The Doofer Call: collections trust

Showing posts with label collections trust. Show all posts

Thursday, February 25, 2010

Linked Data meeting at the Collections Trust

[December 2010: I don't even know anymore if this was ever published, or if I simply edited it and it went back into draft. If the latter, duh. If the former, well, in the spirit of an end-of-year clearout here's something I wrote many months ago]
[UPDATE, March 2010: Richard Light's presentation is now available here]

On February 22nd Collections Trust hosted a meeting about Linked Data (LD) at their London Bridge offices. Aside from yours truly and a few other admitted newbies amongst the very diverse set of people in the room, there was a fair amount of experience in LD-related issues, although I think only a few could claim to have actually delivered the genuine article to the real world. We did have two excellent case studies to start discussion, though, with Richard Light and Joe Padfield both taking us through their work. CT's Chief Executive Nick Poole had invited Ross Parry to chair and tasked him with squeezing out of us a set of principles from which CT could start to develop a forward plan for the sector, although it should be noted that they didn’t want to limit things too tightly to the UK museum sector.

In the run-up to the meeting I’d been party to a few LD-related exchanges, but they’d mainly been concentrated into the 140 characters of tweets, which is pragmatic but can be frustrating for all concerned, I think.
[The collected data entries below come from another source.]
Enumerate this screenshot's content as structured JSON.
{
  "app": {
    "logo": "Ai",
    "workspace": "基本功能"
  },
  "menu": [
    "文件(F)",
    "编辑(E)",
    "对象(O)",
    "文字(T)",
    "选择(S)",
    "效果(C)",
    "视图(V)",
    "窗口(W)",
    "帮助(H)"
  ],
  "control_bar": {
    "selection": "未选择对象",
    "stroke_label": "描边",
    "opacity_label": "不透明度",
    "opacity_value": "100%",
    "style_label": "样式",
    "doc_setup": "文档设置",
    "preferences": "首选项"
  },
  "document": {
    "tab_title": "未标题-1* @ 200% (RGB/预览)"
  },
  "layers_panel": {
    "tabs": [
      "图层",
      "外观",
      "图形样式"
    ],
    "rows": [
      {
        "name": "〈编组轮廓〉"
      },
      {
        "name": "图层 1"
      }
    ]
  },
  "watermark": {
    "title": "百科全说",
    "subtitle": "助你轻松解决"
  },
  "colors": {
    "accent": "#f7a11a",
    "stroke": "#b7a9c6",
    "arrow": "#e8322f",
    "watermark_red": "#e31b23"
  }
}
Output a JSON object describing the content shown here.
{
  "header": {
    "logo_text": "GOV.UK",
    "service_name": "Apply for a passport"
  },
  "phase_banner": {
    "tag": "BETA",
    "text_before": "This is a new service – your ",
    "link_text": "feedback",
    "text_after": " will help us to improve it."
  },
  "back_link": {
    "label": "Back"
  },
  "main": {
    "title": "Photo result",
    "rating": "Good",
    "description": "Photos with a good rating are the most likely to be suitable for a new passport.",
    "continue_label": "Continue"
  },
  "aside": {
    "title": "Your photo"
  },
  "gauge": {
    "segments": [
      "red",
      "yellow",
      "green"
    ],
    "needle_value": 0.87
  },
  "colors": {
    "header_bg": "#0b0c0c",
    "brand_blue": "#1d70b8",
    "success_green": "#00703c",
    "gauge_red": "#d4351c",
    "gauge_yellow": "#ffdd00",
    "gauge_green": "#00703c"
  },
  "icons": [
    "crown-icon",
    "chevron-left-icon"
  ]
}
The result was that the merits, problems, ROI, technical aspects etc of LD sometimes seemed to disappear into a singularity where all the dimensions were mashed into one. For my own sanity, in order to understand the why (as well as the how) of Linked Data, I hoped to see the meeting tease these apart again as the foundation for exploring how LD can serve museums and how museums can serve the world through LD. I was thinking about these as axes for discussion:

Creating vs consuming Linked Data

End-user (typically, web) vs business, middle-layer or behind-the-scenes user

Costs vs benefits. ROI may be thrown about as a single idea, but it’s composed of two things: the investment and the return.
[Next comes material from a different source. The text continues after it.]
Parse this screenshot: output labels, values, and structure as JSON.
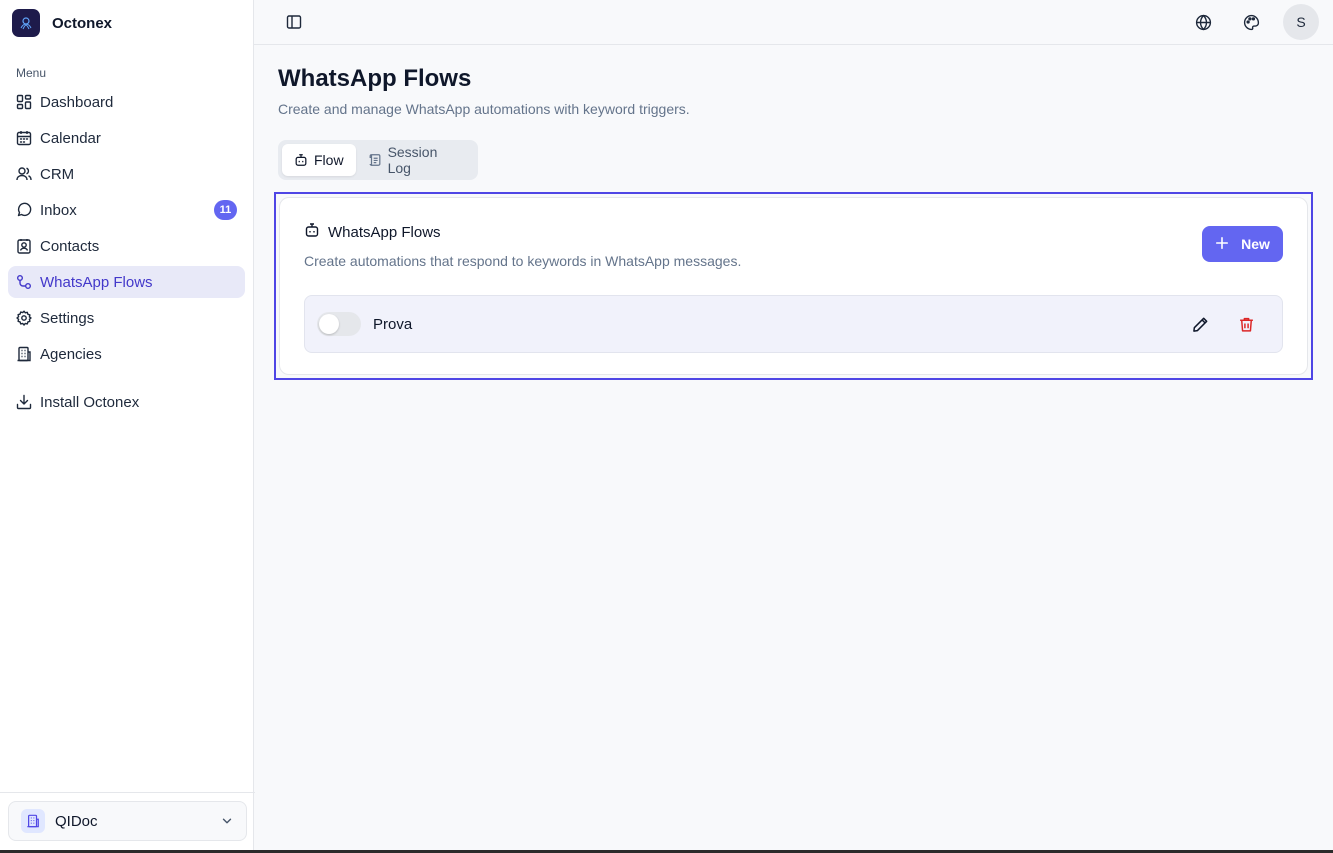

On-the-fly use of Linked Data vs ingested or static use of Linked Data

Public use vs internal drivers

So I took to this meeting a matchbox full of actual knowledge, a pocket full of confusion and this list of axes of inquiry. In the end the discussion did tread some of these axes whilst others went somewhat neglected, but it was productive in ways I didn’t expect and managed to avoid getting mired in too much technology.

To start us off, Richard Light spoke about his experiments with the Wordsworth Trust’s ModesXML database (his perennial sandbox), taking us through his approach to rendering RDF using established ontologies, to linking with other data nodes on the web (at present I think limited to GeoNames for location data, grabbed on the fly), and to cool URIs and content negotiation. Concerning ontologies, we all know the limitations of Dublin Core but CIDOC-CRM is problematic in its own way (it’s a framework, after all, not a solution), and Richard posed the question of whether we need any specific “museum” properties, or should even broaden the scope to a “history” property set. He touched on LIDO, a harvesting format but one well placed to present documents about museum objects and which tries to act as a bridge between North American formats (CDWALite) and European initiatives including CIDOC-CRM and SPECTRUM (LIDO intro here, in depth here (both PDF)). LIDO could be expressed as RDF for LD purposes.
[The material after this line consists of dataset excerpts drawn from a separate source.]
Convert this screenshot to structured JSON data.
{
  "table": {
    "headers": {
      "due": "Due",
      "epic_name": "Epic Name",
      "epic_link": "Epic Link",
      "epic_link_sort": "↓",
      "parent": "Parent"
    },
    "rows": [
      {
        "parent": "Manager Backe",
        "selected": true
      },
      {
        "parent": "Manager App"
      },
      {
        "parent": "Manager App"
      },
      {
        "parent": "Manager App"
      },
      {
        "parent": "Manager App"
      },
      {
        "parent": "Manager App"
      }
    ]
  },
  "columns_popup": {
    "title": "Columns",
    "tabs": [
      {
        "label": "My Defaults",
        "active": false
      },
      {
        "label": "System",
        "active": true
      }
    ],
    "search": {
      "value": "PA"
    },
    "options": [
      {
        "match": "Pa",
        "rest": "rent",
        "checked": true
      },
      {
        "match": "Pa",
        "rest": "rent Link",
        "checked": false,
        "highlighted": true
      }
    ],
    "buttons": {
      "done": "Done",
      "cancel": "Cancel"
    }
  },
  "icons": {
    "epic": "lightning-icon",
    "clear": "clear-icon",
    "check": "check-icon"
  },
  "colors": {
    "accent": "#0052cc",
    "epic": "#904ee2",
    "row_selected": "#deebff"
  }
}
For Richard, the big LD challenges for museums are agreeing an ontology for cross-collection queries via SPARQL; establishing shared URLs for common concepts (people, places, events etc); developing mechanisms for getting URLs into museum data; and getting existing authorities available as LD. Richard has kindly allowed me to upload his presentation Adventures in Linked Data: bringing RDF to the Wordsworth Trust to Slideshare.

Joe Padfield took us through a number of semantic web-based projects he’s worked on at the National Gallery. I’m afraid I was too busy listening to take many notes, but go and ferret out some of his papers from conferences or look here. I did register that he was suggesting 4store as an alternative to Sesame for a triple store; that they use a CRM-based data model; that they have a web prototype built on a SPARQL interface which is damn quick; and that data mining is the key to getting semantic info out of their extensive texts because data entry is a mare. A notable selling point of SW to the “business” is that the system doesn’t break every time you add a new bit of data to the model.

Beyond this, my notes aren’t up to the task of transcribing the discussion but I will put down here the things that stuck with me, which may be other peoples’ ideas or assertions or my own, I’m often no longer sure!

My thoughts in bullet-y form
I’m now more confident in my personal simplification that LD is basically about an implementation of the Semantic Web “up near the surface”, where regular developers can deploy and consume it. It seems like SW with the “hard stuff” taken out, although it’s far from trivial. It reminds me a lot of microformats (and in fact the two can overlap, I believe) in this surfacing of SW to, or near to, the browsable level that feels more familiar.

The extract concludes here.